CDC examined 2007 and 2010 birth rate (live births, induced abortions, and fetal losses) data from the National Vital Statistics System (NVSS) and comparable data for earlier years. Characteristics analyzed included four age groups (10–14, 15–19, 15–17, and 18–19 years), race, ethnicity, and state. Household income and educational attainment were not analyzed.

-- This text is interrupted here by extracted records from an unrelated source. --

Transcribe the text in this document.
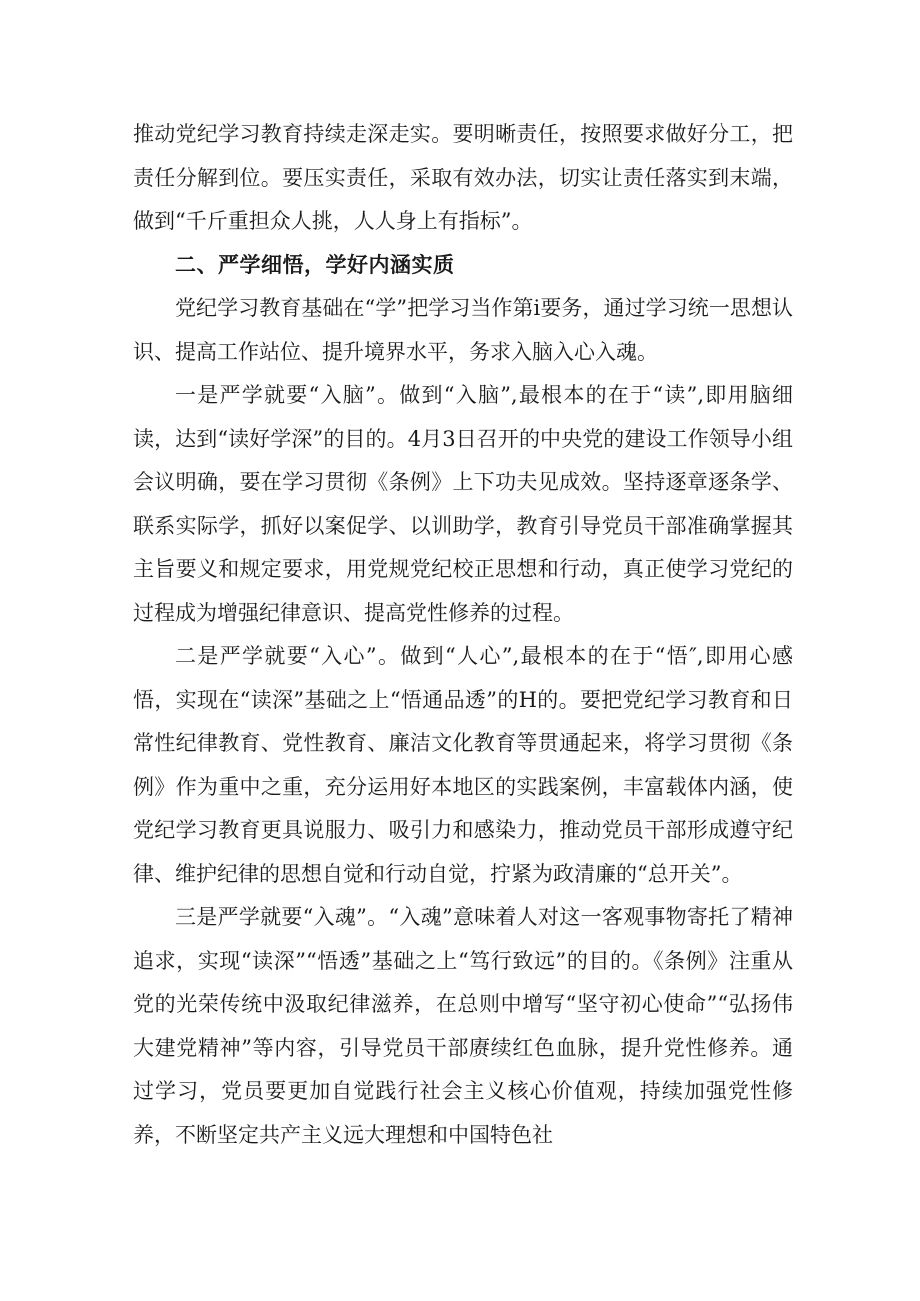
推动党纪学习教育持续走深走实。要明晰责任，按照要求做好分工，把责任分解到位。要压实责任，采取有效办法，切实让责任落实到末端，做到“千斤重担众人挑，人人身上有指标”。

二、严学细悟，学好内涵实质

党纪学习教育基础在“学”把学习当作第i要务，通过学习统一思想认识、提高工作站位、提升境界水平，务求入脑入心入魂。

一是严学就要“入脑”。做到“入脑”,最根本的在于“读”,即用脑细读，达到“读好学深”的目的。4月3日召开的中央党的建设工作领导小组会议明确，要在学习贯彻《条例》上下功夫见成效。坚持逐章逐条学、联系实际学，抓好以案促学、以训助学，教育引导党员干部准确掌握其主旨要义和规定要求，用党规党纪校正思想和行动，真正使学习党纪的过程成为增强纪律意识、提高党性修养的过程。

二是严学就要“入心”。做到“人心”,最根本的在于“悟″,即用心感悟，实现在“读深”基础之上“悟通品透”的H的。要把党纪学习教育和日常性纪律教育、党性教育、廉洁文化教育等贯通起来，将学习贯彻《条例》作为重中之重，充分运用好本地区的实践案例，丰富载体内涵，使党纪学习教育更具说服力、吸引力和感染力，推动党员干部形成遵守纪律、维护纪律的思想自觉和行动自觉，拧紧为政清廉的“总开关”。

三是严学就要“入魂”。“入魂”意味着人对这一客观事物寄托了精神追求，实现“读深”“悟透”基础之上“笃行致远”的目的。《条例》注重从党的光荣传统中汲取纪律滋养，在总则中增写“坚守初心使命”“弘扬伟大建党精神”等内容，引导党员干部赓续红色血脉，提升党性修养。通过学习，党员要更加自觉践行社会主义核心价值观，持续加强党性修养，不断坚定共产主义远大理想和中国特色社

- Data showed little change in the proportion of males and females aged 15–19 years who have ever had sex
- In 2010, the U.S. birth rate for females aged 15–19 years had decreased 45% since the 1991 peak
- The pregnancy rate in 2008 for females aged 15–19 years was the lowest ever in the more than 3 decades
- Birth rates for females aged 15–19 years tend to be highest in the South and Southwest and lowest in the Northeast and upper Midwest
- Birth rate decreases ranged from 40% and 42% for non-Hispanic white and Hispanic females aged 18–19 years, to 47% to 56% for non-Hispanic black, America Indian/Alaska Native, and Asian/Pacific Islander females aged 18–19 years
3 tables are also available that show birth rates for females by age, race/ethnicity, and state.
Citation: Ventura, S.J., Hamilton, B.E., Mathews, T.J. Pregnancy and Childbirth Among Females Aged 10–19 Years – United States, 2007–2010. 2013. CDC Health Disparities and Inequalities Report- United States, 2013. Supplement. Vol. 62. No. 3. 71-76.